Download or read book Latent Variable Analysis and Signal Separation written by Emmanuel Vincent and published by Springer. This book was released on 2015-08-14 with total page 534 pages. Available in PDF, EPUB and Kindle. Book excerpt: This book constitutes the proceedings of the 12th International Conference on Latent Variable Analysis and Signal Separation, LVA/ICS 2015, held in Liberec, Czech Republic, in August 2015. The 61 revised full papers presented – 29 accepted as oral presentations and 32 accepted as poster presentations – were carefully reviewed and selected from numerous submissions. Five special topics are addressed: tensor-based methods for blind signal separation; deep neural networks for supervised speech separation/enhancement; joined analysis of multiple datasets, data fusion, and related topics; advances in nonlinear blind source separation; sparse and low rank modeling for acoustic signal processing.

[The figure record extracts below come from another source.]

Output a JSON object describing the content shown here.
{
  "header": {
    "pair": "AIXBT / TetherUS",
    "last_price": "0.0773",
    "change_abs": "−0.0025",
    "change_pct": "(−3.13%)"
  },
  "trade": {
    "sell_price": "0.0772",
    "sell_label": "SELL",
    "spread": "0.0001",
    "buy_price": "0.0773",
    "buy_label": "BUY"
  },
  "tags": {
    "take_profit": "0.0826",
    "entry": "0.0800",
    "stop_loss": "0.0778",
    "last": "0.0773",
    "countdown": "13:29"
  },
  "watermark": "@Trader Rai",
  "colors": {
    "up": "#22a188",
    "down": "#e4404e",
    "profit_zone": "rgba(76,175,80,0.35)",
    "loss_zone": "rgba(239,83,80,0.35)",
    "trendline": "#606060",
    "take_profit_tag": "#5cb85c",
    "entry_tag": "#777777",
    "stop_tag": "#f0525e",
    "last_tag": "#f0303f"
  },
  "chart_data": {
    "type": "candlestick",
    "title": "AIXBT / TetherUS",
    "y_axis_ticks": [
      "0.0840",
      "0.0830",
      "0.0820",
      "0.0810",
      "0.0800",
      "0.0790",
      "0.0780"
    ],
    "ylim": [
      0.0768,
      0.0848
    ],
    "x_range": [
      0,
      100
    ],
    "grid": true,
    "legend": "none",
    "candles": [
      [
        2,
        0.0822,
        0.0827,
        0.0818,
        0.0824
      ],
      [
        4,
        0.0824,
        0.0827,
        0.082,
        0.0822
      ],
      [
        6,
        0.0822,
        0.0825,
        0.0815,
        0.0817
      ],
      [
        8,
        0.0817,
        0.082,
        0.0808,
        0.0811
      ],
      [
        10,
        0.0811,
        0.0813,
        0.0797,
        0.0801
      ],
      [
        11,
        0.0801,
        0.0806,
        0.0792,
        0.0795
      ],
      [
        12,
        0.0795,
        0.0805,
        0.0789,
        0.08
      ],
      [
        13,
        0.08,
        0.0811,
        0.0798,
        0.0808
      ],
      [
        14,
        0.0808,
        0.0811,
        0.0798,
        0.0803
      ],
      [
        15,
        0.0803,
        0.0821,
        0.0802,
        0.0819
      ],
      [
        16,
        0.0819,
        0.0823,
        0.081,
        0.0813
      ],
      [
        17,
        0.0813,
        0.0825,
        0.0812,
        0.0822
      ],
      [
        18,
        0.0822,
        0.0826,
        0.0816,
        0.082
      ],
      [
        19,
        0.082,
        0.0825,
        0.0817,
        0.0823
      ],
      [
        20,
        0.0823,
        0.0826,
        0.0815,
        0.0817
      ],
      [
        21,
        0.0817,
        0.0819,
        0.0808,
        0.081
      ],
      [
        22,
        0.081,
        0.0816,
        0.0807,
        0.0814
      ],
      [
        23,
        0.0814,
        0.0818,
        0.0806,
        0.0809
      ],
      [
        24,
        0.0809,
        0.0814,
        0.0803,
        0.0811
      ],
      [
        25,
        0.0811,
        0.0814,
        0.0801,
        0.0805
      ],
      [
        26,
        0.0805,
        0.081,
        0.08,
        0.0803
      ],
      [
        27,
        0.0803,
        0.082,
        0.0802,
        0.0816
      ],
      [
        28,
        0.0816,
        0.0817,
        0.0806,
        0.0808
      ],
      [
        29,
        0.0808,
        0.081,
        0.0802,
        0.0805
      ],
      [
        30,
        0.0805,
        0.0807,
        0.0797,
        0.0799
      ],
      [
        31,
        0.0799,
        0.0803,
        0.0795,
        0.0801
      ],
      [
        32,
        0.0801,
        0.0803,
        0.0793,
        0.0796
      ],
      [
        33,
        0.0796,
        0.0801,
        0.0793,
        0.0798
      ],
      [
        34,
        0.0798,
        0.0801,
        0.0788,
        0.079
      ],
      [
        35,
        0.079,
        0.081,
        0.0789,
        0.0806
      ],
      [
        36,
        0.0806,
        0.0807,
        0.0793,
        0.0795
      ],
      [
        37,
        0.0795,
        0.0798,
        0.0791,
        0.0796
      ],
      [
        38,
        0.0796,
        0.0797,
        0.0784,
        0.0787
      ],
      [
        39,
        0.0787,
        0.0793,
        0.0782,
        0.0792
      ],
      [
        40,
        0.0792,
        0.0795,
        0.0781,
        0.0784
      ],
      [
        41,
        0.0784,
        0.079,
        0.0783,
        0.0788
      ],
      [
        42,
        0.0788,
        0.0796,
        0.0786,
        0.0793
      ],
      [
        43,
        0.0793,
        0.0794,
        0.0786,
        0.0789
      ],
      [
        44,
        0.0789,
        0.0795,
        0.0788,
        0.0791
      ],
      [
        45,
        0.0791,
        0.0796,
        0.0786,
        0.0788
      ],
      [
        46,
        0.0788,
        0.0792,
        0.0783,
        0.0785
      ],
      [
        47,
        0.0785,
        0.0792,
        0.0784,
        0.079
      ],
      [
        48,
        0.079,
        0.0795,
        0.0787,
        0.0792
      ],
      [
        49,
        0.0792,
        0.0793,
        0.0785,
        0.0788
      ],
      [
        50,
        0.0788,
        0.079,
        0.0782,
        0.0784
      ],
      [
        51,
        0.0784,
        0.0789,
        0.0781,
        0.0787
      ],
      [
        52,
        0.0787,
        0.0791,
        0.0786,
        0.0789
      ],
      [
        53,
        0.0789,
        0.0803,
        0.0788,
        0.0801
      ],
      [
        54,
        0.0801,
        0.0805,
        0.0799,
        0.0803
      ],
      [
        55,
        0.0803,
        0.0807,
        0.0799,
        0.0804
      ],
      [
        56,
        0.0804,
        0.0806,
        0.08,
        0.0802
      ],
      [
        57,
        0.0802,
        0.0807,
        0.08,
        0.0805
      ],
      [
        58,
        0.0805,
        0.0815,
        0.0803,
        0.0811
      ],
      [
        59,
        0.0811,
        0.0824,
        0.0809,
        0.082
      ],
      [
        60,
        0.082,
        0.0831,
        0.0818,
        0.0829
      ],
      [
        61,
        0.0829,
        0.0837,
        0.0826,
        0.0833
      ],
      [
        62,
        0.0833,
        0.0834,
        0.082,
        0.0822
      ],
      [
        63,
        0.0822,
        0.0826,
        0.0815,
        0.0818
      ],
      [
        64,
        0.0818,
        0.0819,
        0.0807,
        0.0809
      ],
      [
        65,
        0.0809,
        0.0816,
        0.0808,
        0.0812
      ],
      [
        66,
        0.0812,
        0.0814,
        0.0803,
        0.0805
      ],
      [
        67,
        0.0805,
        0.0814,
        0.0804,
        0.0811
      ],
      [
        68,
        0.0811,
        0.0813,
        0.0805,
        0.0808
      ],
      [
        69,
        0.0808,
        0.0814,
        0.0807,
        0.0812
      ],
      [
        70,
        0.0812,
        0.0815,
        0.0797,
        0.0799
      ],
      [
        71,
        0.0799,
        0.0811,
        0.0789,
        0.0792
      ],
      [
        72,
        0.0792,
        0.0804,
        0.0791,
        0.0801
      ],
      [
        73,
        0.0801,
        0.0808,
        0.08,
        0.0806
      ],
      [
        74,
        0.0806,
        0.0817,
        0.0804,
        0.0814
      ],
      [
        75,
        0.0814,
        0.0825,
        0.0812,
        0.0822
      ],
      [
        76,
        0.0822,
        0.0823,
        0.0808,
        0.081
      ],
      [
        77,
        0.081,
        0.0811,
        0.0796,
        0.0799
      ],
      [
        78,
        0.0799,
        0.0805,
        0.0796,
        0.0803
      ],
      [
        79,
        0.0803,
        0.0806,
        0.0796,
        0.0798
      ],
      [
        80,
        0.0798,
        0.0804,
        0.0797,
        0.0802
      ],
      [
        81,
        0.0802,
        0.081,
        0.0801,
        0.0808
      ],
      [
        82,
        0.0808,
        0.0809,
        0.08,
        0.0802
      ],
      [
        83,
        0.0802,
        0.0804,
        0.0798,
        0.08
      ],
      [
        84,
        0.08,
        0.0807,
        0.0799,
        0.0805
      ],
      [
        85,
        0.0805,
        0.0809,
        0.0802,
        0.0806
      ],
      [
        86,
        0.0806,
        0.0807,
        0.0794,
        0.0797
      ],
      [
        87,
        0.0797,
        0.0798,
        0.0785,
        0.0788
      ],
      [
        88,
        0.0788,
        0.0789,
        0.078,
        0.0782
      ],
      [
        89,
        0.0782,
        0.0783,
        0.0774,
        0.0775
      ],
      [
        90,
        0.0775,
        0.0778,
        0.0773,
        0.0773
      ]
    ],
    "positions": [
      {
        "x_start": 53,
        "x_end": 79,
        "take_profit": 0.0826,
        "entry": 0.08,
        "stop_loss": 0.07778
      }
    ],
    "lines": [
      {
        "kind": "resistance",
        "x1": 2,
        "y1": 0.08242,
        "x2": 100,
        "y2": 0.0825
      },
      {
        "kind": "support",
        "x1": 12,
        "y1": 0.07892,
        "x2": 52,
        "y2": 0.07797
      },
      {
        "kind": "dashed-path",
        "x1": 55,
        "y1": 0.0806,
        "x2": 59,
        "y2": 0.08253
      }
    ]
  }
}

Generalized Low Rank Models

Download Generalized Low Rank Models PDF Online Free

Author :
Publisher :
ISBN 13 :
Total Pages : pages
Book Rating : 4.34/5 ( download)

DOWNLOAD NOW!


Book Synopsis Generalized Low Rank Models by : Madeleine Udell

Download or read book Generalized Low Rank Models written by Madeleine Udell and published by . This book was released on 2015 with total page pages. Available in PDF, EPUB and Kindle. Book excerpt: Principal components analysis (PCA) is a well-known technique for approximating a tabular data set by a low rank matrix. This dissertation extends the idea of PCA to handle arbitrary data sets consisting of numerical, Boolean, categorical, ordinal, and other data types. This framework encompasses many well known techniques in data analysis, such as nonnegative matrix factorization, matrix completion, sparse and robust PCA, k-means, k-SVD, and maximum margin matrix factorization. The method handles heterogeneous data sets, and leads to coherent schemes for compressing, denoising, and imputing missing entries across all data types simultaneously. It also admits a number of interesting interpretations of the low rank factors, which allow clustering of examples or of features. We propose several parallel algorithms for fitting generalized low rank models, and describe implementations and numerical results.